I am a 43-year-old mother of three, married for almost 20 years. Three years and one child in, my husband confessed that he had a penchant for being a BDSM sub. My reaction was, "OK, I'll try it, but if you want to explore that with pro doms, be my guest." Which he did.
Fast-forward a dozen years. I'm going bonkers because my husband is impotent. So he gives me his "blessing" to take a lover. I didn't even have to ask! I just needed to be miserable and depressed for a dozen years!
Now I have two lovers. One lives far away, and I see him a few times a year; the other is local. The problem is that they are both married to spouses who don't know. Like me, neither of my lovers is interested in divorce. That's the good news. The bad news is that I'm not happy with the integrity of these situations. I know that what I am doing is considered despicable by many people, despite the fact that I'm probably a marriage-saving device for both of these women. (Their husbands are happier, I'm not trying to steal their husbands, and I'm not a financial burden on either of them.) I would love to find someone in an honest open relationship, but this has so far eluded me. So I guess my question is: How do I set up a situation with more integrity when the world isn't really ready for people like me?
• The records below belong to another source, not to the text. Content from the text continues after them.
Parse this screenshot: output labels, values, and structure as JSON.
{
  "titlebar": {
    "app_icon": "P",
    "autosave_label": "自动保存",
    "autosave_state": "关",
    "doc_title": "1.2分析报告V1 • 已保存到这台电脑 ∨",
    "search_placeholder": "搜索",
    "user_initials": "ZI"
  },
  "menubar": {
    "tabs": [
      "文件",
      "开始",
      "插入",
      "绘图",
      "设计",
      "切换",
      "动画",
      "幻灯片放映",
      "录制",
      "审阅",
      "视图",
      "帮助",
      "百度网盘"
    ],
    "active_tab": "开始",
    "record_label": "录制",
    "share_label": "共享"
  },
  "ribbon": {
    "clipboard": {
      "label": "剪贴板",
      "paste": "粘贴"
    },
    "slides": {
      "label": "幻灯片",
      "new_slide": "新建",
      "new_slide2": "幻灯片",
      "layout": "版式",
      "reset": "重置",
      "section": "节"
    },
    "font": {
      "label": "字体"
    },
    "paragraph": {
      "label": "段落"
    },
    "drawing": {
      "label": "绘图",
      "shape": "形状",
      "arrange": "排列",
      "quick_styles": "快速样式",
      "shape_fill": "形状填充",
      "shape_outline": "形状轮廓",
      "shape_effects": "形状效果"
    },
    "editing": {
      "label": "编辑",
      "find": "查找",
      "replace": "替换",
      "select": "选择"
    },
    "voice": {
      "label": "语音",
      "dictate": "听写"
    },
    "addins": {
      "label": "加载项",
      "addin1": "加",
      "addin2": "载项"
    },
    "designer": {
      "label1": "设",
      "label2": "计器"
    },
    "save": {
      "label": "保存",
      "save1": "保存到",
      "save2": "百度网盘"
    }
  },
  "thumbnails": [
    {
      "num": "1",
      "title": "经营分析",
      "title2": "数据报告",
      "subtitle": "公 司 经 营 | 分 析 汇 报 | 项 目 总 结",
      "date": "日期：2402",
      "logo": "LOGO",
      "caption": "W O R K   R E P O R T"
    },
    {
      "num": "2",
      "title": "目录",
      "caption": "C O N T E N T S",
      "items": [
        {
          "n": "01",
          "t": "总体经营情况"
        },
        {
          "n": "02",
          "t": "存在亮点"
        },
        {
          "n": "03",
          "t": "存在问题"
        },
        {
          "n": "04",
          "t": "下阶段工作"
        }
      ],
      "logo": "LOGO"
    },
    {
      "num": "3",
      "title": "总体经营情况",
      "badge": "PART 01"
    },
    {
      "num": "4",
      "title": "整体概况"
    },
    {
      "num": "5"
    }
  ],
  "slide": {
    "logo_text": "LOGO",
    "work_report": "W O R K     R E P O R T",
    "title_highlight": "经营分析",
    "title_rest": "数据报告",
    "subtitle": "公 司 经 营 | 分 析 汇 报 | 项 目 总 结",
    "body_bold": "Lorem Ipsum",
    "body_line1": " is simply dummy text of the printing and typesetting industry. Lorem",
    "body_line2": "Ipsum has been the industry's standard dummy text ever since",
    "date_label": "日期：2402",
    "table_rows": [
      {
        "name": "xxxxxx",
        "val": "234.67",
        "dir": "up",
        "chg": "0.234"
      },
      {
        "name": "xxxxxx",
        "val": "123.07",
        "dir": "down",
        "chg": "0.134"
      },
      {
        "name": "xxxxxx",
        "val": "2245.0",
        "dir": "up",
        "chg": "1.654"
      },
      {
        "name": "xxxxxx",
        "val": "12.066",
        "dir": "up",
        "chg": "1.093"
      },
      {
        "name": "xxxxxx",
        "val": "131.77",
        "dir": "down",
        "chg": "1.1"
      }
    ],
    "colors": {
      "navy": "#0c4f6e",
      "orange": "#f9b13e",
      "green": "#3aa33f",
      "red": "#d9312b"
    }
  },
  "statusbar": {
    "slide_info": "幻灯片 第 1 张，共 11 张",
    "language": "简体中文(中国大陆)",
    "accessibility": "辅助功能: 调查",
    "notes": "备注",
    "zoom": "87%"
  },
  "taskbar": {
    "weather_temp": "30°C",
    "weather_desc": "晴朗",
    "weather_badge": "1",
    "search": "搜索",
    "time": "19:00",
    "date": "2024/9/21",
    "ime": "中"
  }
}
Normal Soccer Mom From Afar
The answer NSMFA seeks is obvious — there are hard-up single men out there, married men in honest open relationships, men in the organized swinging movement, and she should go fuck some of them — but I'm including NSMFA's problem in the column for all the smug monogamists sending me angry letters in the wake of Mark Oppenheimer's recent feature about monogamy and its discontents in the New York Times Magazine ("Married, with Infidelities," June 30, 2011). While regular readers of Savage Love know where I stand on monogamy — with the realists, monogamous or not — not many readers of the New York Times knew where I stood.
Anyway, smugsters, here's what I think is interesting about NSMFA's letter: Everyone involved is perceived to be in a monogamous relationship, by their friends, family members, neighbors, bosses, coworkers, elected representatives, etc.; two of the women involved — the duped wives of the men that NSMFA is seeing on the side — may actually believe themselves to be in monogamous relationships. But not one of these three couples — not one of these six "traditionally married" straight people — is actually in a monogamous relationship.
Just something to keep in mind, monogamists, before you hit "send" on your e-mail to me about your beautiful, deep and meaningful monogamous relationship, about how your parents never cheated on each other, about how none of your married friends would ever cheat on their spouses, and about how people like me have no idea what real love means because we're not in monogamous relationships, etc., etc., etc.
Because you just never know, do you?